The PADI TecRec Difference

The TecRec program debuted in 2000. Although TecRec is not the first tec diving program (cave diver training has been around for decades), it repeatedly receives accolades for its merits.

  • TecRec courses are integrated into an instructionally valid, seamless course flow that takes you from beginning tec diver to one qualified to the outer reaches of sport diving using different gas mixes.
  • Each level introduces you to new gear, planning and procedures appropriate to extend your diving limits.
  • The Tec Diver course is an integrated sequence of three subcourses: Tec 40, Tec 45 and Tec 50. You can complete them continuously, or you can complete each level separately with a time span between them. This gives you learning efficiency, instructional integrity and schedule flexibility.


The Scuba Gear You'll Use

Tec diving uses much more equipment than recreational diving. The technical scuba gear typically uses two to four or five regulators, a dive computer, and some accessories.
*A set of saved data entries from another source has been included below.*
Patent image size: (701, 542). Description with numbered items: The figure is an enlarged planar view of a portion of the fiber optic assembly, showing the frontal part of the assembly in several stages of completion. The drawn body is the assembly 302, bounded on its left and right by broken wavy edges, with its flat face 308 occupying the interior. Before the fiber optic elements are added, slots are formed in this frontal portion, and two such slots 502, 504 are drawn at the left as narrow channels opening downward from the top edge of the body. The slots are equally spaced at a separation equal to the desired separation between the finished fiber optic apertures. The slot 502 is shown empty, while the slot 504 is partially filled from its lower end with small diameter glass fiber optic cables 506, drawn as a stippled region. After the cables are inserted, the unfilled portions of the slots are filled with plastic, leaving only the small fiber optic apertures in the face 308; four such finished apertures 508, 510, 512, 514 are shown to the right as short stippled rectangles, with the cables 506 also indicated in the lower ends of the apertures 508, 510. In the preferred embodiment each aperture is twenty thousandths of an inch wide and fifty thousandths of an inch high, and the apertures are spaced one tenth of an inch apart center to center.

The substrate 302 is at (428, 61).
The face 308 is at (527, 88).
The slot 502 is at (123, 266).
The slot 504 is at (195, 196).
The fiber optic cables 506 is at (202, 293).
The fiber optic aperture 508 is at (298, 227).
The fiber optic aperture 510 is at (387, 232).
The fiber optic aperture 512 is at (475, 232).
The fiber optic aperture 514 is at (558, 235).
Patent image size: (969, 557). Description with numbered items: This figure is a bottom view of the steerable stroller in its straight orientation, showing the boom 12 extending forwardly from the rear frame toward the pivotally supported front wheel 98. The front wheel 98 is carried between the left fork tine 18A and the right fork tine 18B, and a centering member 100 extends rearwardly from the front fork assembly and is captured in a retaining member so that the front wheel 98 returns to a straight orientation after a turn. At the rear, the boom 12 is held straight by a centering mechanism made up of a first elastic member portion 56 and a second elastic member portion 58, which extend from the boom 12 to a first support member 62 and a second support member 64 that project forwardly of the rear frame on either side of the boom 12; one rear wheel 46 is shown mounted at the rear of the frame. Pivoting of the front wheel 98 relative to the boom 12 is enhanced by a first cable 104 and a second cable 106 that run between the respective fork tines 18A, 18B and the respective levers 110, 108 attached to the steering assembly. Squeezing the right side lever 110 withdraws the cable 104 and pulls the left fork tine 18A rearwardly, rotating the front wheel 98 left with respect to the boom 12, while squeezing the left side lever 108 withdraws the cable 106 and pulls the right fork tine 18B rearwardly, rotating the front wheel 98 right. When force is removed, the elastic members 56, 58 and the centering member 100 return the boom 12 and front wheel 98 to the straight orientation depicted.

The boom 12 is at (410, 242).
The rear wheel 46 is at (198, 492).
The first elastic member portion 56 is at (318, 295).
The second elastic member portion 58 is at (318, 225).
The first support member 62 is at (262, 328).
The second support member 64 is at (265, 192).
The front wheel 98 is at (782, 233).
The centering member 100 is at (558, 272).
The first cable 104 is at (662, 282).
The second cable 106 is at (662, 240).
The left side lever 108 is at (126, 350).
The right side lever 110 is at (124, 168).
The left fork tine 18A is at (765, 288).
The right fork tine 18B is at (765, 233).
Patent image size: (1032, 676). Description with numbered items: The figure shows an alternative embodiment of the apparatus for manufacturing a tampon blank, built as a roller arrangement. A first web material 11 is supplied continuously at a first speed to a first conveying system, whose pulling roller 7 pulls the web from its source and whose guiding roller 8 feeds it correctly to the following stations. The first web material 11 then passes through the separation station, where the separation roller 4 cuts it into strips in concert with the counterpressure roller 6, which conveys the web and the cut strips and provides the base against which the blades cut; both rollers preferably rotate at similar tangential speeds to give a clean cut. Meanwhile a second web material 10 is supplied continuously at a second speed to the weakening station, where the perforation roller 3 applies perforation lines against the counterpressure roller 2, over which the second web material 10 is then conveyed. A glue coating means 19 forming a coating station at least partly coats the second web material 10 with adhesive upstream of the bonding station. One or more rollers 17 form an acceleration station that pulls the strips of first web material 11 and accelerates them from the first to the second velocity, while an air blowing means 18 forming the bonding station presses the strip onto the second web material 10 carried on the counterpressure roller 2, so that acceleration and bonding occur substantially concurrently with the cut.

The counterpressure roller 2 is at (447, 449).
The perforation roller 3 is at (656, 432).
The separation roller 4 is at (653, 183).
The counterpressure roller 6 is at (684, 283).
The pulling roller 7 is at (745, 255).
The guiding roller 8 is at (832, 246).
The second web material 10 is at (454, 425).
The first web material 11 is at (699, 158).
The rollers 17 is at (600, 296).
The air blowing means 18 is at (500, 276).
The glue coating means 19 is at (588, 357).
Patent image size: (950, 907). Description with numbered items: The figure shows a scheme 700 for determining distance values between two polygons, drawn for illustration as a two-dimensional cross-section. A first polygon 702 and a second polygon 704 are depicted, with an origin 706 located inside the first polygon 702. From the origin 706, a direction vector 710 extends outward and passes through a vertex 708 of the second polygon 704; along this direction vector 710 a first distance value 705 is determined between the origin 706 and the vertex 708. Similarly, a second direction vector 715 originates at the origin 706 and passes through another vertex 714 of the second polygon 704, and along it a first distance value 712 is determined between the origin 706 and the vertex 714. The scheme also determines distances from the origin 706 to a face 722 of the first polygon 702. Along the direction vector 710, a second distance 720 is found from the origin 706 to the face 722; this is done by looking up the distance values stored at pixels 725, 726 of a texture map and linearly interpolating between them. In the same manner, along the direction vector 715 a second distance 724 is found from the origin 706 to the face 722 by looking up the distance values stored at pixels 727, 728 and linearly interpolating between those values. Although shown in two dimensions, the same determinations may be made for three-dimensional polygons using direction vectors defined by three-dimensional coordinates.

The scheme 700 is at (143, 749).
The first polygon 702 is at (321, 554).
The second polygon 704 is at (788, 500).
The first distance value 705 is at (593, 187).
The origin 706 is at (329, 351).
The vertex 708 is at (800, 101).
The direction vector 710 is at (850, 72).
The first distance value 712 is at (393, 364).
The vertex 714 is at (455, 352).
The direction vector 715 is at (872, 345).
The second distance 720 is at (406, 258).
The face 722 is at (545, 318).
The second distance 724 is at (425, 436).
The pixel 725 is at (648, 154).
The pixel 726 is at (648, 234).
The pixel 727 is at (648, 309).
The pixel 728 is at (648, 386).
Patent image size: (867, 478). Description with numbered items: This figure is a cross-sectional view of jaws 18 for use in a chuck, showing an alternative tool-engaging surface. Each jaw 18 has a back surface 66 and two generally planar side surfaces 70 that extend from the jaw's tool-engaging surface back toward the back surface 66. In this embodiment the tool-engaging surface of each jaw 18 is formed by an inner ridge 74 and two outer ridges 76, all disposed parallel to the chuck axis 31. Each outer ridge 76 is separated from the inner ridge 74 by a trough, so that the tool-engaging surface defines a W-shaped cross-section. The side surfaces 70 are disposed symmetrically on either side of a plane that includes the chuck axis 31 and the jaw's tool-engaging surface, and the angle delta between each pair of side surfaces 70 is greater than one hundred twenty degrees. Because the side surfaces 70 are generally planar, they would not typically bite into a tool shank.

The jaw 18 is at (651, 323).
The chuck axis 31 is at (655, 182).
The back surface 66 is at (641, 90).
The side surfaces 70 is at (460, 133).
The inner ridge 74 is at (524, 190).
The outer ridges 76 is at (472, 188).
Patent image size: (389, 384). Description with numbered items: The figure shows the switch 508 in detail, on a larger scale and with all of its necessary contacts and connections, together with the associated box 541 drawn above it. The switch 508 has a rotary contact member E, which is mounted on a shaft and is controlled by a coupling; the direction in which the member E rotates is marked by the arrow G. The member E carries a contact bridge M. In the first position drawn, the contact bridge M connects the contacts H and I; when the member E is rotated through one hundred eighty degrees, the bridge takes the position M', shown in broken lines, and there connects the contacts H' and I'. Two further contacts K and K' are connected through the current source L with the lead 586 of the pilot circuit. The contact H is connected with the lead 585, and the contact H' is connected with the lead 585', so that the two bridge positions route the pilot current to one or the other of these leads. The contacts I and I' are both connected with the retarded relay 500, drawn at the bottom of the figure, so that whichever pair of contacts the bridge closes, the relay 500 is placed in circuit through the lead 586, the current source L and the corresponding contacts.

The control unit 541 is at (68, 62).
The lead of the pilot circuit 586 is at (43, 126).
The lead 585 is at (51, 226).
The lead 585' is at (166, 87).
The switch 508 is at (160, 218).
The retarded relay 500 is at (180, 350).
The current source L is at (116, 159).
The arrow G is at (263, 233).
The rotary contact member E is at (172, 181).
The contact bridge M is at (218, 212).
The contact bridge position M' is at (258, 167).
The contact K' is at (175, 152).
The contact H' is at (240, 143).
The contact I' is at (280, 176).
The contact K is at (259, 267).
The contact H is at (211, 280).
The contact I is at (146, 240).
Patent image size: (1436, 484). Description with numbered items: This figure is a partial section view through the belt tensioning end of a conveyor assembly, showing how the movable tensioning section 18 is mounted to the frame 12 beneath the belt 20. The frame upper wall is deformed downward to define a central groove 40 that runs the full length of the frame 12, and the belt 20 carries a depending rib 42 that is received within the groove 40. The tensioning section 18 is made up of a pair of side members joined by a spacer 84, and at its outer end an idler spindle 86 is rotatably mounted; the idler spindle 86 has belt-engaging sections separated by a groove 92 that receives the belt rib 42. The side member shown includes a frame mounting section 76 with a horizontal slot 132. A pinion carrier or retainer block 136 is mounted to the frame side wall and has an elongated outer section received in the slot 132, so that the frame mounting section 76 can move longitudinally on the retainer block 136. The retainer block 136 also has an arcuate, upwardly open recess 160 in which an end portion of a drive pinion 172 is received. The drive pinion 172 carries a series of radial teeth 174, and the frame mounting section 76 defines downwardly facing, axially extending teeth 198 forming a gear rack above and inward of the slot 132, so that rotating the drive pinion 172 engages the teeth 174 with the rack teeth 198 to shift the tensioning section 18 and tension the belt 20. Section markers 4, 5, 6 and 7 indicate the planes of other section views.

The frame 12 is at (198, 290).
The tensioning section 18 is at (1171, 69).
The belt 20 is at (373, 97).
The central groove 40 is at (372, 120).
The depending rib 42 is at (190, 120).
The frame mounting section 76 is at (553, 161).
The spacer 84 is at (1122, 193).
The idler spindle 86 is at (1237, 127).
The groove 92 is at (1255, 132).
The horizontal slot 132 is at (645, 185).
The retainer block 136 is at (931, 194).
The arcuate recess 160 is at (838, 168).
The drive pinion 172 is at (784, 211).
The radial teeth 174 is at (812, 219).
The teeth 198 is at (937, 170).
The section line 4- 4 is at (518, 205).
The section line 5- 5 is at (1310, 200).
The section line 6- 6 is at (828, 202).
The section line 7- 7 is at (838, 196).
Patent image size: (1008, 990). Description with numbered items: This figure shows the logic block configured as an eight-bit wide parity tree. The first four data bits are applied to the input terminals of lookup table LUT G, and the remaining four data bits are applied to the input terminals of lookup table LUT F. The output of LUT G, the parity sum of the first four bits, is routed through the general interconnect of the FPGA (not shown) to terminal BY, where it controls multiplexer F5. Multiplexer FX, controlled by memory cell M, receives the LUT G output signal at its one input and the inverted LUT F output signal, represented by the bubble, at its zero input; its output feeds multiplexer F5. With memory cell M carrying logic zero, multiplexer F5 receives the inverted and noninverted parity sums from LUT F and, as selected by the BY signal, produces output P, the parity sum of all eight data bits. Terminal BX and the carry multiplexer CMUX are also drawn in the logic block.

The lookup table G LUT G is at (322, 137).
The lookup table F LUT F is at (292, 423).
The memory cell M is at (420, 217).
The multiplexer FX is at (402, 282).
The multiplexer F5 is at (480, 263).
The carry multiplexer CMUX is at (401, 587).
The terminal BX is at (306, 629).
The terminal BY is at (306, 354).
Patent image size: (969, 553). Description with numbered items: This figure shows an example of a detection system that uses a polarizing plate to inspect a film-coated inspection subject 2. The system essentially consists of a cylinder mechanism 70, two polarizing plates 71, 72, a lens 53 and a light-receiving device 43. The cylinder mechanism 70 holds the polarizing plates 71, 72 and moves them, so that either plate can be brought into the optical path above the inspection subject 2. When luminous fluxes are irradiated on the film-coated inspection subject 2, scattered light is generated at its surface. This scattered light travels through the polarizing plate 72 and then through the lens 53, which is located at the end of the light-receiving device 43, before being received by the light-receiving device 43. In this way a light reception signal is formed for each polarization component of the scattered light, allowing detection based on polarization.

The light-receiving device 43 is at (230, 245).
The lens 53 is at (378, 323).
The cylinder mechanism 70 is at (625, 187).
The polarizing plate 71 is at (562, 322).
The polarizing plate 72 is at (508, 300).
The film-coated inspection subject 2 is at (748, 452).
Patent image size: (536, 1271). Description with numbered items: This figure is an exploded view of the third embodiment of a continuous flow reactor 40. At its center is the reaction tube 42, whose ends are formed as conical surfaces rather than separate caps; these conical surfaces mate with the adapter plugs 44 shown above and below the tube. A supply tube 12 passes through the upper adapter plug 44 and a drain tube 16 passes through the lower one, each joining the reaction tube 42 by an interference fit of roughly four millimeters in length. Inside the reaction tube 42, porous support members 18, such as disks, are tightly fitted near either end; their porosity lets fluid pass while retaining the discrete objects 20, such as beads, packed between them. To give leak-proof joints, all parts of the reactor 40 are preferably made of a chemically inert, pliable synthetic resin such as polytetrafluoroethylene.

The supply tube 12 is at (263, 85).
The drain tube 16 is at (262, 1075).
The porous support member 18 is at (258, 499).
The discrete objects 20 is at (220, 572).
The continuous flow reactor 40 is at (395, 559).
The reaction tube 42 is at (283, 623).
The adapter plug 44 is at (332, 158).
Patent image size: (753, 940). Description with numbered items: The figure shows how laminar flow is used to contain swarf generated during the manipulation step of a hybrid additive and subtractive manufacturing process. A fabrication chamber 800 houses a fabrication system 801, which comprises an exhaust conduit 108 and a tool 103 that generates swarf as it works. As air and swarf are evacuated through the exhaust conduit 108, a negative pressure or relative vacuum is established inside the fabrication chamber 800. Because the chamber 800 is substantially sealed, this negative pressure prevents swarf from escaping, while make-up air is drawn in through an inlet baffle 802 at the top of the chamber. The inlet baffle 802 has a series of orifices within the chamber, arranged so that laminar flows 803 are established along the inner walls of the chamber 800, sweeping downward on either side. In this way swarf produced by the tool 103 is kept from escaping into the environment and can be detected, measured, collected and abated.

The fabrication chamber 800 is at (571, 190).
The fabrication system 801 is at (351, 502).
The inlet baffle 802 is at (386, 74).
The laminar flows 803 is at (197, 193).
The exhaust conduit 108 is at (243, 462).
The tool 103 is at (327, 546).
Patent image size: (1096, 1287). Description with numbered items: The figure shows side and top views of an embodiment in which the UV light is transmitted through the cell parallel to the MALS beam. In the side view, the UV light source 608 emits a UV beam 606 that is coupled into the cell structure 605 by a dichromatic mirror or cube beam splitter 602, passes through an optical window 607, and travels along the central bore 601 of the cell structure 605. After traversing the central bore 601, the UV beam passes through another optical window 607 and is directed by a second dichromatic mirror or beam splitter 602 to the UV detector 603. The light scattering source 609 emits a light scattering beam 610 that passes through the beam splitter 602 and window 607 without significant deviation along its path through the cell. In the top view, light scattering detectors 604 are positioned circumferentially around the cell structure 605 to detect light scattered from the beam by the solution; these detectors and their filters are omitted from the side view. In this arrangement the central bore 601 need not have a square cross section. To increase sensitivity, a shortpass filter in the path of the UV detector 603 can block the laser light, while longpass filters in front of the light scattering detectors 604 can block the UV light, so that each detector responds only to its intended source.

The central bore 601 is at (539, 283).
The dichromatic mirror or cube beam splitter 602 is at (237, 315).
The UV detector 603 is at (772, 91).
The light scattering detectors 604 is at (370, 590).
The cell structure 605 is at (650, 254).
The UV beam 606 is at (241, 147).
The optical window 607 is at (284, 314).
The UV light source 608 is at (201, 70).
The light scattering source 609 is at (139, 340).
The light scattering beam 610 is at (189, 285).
Check with us about the gear you need for this course.


Prerequisites

TecRec prerequisites vary (see individual course descriptions), but the following applies to anyone interested in tecl diving. You must be

  • 18 years or older
  • A mature, responsible person who will follow the required procedures and requirements strictly and faithfully
  • Medically fit for tec diving (physician’s signature required)
  • Willing to accept the added risks that tec diving presents
  • An experienced diver with at least 30 logged dives
  • Certified as a PADI Enriched Air Diver and PADI Deep Diver or equivalent (for this program equivalency is proof of training in recreational deep diving 18 meters/60 feet to 40 meters/130 feet consisting of at least four dives and training in nitrogen narcosis considerations, contingency/emergency decompression, making safety stops and air supply management OR, have a minimum of 20 logged dives deeper than 30 meters.)